Krysto - Monday, February 25, 2013 - link
Too weak? For what? Receiving notifications? We'll see if Tegra 4 is more energy efficient than Samsung's Exynos 5 Octa later this year. Then we might get a better idea whether Nvidia or ARM's implementation is better.And I agree. Nvidia managed to have the same graphics performance + a quad core Cortex A15 CPU in 80mm2 vs Apple with a dual core CPU and same graphics performance in 120 mm2. That's pretty impressive, even if it arrives half a year late.
I still wish Nvidia would actually want to compete at the high-end though, with a 120mm2 chip, and beat Apple. It annoys me that they are still trying to build only "good enough for most people" chips. They should be trying to be the king of mobile graphics. They are freaking Nvidia, and they can't even beat a mobile GPU maker? Come on, Nvidia.
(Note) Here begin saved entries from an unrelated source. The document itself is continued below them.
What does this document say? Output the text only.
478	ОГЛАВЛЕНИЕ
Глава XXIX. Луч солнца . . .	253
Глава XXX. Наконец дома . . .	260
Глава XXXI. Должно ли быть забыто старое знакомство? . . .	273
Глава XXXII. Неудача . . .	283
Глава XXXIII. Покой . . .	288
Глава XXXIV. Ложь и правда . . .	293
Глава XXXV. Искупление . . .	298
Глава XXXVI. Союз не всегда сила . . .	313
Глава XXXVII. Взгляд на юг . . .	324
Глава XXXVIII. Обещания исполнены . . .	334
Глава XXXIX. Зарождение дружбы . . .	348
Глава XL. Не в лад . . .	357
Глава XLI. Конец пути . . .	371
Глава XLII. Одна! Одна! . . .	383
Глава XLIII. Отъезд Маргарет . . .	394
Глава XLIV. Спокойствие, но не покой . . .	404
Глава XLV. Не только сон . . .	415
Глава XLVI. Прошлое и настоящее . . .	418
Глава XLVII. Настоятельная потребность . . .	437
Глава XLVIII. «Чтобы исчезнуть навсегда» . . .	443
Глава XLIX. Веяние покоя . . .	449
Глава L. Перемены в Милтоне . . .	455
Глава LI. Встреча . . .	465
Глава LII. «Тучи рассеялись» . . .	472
name99 - Monday, February 25, 2013 - link
> In the PC industry we learned that there’s no real downside to quad-core as long as you can power gate individual cores, and turbo up to higher frequencies when fewer than four cores are active, there’s no real tradeoff other than cost.Sony Ericsson recently released a paper claiming this was not true, even apart from the die area issues. In particular they claimed that with current technology, coupling capacitance, ground plane issues, communication (with the L2, including coherence) and suchlike, quad-core imposed something like a 25% reduction in peak MHz possible for two cores, compared to those same two cores isolated rather than on a quad-core die.
Now obviously any company publication is talking up its book, but I imagine they're not going to make a statement that is blatantly false in a technical publication, implying there is some truth to what they say.
Wilco1 - Wednesday, February 27, 2013 - link
Given Tegra 4i achieves 2.3GHz in a quad core with shared L2, way more than Krait which uses per-CPU L2, I think the claim that a shared L2 is clock limiting seems more marketing than substance.